Per capire e sapere governare scienza e tecnica bisogna avere studiato. Le competenze che si acquisiscono nelle buone università e nelle buone scuole sono fondamentali. Il buffo e il paradosso della situazione italiana è che l’emergenza che stiamo vivendo viene gestita (nell’insieme non malissimo) da chi ha chiesto e ottenuto il consenso degli italiani in nome dello slogan «uno vale uno» e della denigrazione dei competenti e degli specialisti. Anche questa è una grande lezione di vita. I ministri antivax e anti-scienza stanno governando seguendo, con la giusta umiltà, i pareri autorevoli di illustri scienziati. È il caso di dire, non è mai troppo tardi e nei momenti difficili il pressapochismo e la cialtroneria si mostrano per quello che sono.
Seconda lezione
Il benessere di ciascun individuo è non solo intrecciato con quello degli altri, ma dipende soprattutto dalla qualità di quell’insieme di regole e competenze istituzionali che sono riassunte nella parola “Stato”. Il cosiddetto popolo senza buone leggi e una buona élite è un aggregato informe che si sbriciola al primo ostacolo. La gestione del Coronavirus è la prova dell’errore delle proposte politiche populiste. Ricordate? «Uno vale uno», «I vaccini sono una truffa delle multinazionali farmaceutiche», l’oncologo Veronesi apostrofato come “Cancronesi” perché consigliava alle donne il ricorso alla mammografia, eccetera.
Terza lezione
Una comunità forte e capace di affrontare le situazioni eccezionali non è solo governata da una élite competente, è composta da individui che sappiano essere responsabili. Responsabilità in questo caso significa fidarsi dei risultati della ricerca scientifica e sapere sottoporre sacrosanti bisogni religiosi o ideologici al vaglio critico di ragionamenti che tengano conto di ciò che la scienza dice. Il cattolico Manzoni docet: se non vuoi combinare guai irreparabili devi sapere amministrare matrimoni, funerali, messe, processioni in onore di santi, in conformità con quanto ti dice la scienza sul contagio della peste e altre epidemie.
Quarta lezione
Il capitalismo liberista e a-statale esiste solo nell’immaginazione ideologica degli anticapitalisti senza se e senza ma. L’economia di mercato si è sempre svolta sotto la vigilanza attenta dello Stato. Che poi alcune modalità di questa vigilanza non fossero gradite ad alcuni è altra questione. Adesso disponiamo di uno straordinario specchio in cui il capitalismo cosiddetto (solo cosiddetto) liberista può osservarsi e studiarsi: il comunismo capitalistico cinese.

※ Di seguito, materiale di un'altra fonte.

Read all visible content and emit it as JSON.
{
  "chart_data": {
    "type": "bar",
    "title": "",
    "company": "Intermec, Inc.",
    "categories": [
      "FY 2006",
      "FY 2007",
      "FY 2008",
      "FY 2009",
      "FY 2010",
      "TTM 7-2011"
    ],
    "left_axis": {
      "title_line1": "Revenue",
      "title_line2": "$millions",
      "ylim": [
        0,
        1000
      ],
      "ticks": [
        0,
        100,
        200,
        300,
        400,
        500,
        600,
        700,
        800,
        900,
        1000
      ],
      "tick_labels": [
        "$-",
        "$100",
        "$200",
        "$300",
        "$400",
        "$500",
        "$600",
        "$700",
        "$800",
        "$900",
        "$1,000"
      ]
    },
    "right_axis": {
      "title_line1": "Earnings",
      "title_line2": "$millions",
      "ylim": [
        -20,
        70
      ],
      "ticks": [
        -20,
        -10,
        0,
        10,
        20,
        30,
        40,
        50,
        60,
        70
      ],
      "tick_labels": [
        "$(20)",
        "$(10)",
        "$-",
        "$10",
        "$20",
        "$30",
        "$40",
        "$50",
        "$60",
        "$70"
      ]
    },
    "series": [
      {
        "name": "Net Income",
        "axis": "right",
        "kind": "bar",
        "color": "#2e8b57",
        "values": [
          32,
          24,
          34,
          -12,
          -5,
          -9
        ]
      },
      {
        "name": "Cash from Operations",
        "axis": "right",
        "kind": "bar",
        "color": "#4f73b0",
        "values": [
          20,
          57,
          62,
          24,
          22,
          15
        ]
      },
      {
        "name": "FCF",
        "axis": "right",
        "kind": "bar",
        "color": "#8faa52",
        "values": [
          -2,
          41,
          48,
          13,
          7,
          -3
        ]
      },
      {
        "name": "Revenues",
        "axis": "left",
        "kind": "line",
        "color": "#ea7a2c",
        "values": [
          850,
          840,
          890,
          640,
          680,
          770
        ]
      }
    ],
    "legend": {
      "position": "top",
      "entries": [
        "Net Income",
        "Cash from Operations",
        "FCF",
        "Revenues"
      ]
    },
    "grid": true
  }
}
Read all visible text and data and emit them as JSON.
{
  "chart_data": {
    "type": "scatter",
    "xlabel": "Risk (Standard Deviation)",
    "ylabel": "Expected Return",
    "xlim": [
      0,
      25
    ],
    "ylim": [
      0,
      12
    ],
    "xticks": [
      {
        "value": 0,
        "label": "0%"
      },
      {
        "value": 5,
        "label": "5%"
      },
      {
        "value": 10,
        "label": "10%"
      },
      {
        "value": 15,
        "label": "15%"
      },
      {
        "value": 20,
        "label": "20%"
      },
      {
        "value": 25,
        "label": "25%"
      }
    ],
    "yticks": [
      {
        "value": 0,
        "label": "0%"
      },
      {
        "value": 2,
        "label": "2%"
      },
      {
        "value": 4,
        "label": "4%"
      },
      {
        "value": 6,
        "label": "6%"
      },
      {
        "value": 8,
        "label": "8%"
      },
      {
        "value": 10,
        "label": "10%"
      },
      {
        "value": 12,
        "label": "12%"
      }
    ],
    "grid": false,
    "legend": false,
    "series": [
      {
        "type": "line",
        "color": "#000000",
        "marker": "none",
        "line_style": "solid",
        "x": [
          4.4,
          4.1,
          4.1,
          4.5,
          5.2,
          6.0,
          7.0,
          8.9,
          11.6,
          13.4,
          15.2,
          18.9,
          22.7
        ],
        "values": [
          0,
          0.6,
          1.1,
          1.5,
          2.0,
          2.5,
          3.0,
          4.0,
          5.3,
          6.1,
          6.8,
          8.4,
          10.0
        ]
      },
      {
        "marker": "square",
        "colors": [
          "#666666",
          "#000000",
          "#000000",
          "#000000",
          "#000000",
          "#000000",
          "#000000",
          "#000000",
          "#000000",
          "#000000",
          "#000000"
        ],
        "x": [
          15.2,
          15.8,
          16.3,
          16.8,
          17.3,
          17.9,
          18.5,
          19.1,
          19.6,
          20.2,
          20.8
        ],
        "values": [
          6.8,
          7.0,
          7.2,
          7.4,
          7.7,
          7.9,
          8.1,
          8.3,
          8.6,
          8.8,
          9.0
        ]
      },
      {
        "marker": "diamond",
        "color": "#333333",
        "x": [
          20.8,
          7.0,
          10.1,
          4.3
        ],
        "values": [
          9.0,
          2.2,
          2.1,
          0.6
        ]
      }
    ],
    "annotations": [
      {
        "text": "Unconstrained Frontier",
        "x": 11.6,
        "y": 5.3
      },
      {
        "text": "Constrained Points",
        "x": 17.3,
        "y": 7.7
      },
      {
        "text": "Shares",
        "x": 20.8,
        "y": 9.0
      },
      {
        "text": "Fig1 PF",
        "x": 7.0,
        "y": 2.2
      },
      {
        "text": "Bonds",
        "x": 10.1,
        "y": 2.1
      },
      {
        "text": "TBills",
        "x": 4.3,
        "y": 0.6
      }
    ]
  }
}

In entrambi i capitalismi profitti, salari e occupazione sono realtà inseparabili. Inseparabili perché connessi da un motore che non piace a chi non ama i consumi degli altri e consuma con senso di colpa: il consumismo. I profitti delle aziende collassano? Lo Stato, capitalistico o comunista, si preoccupa di finanziare i consumatori per aiutare le aziende che, per produrre beni da consumare, generano lavoratori che consumeranno i prodotti delle aziende, dando così ossigeno ai profitti. È la spirale (consumi-profitti-lavoro-salari-consumi-profitto…) entro cui vivono comunismo capitalistico cinese e capitalismo non comunista occidentale e che la pandemia ha messo sotto gli occhi di chi vuole vedere.
Conclusione provvisoria
Dopo la tempesta Covid-19 il dibattito politico-culturale si spera sia diverso da prima della tempesta. Per il momento registriamo il silenzio assordante dei populisti antivax, anti-scienza e anti-élite.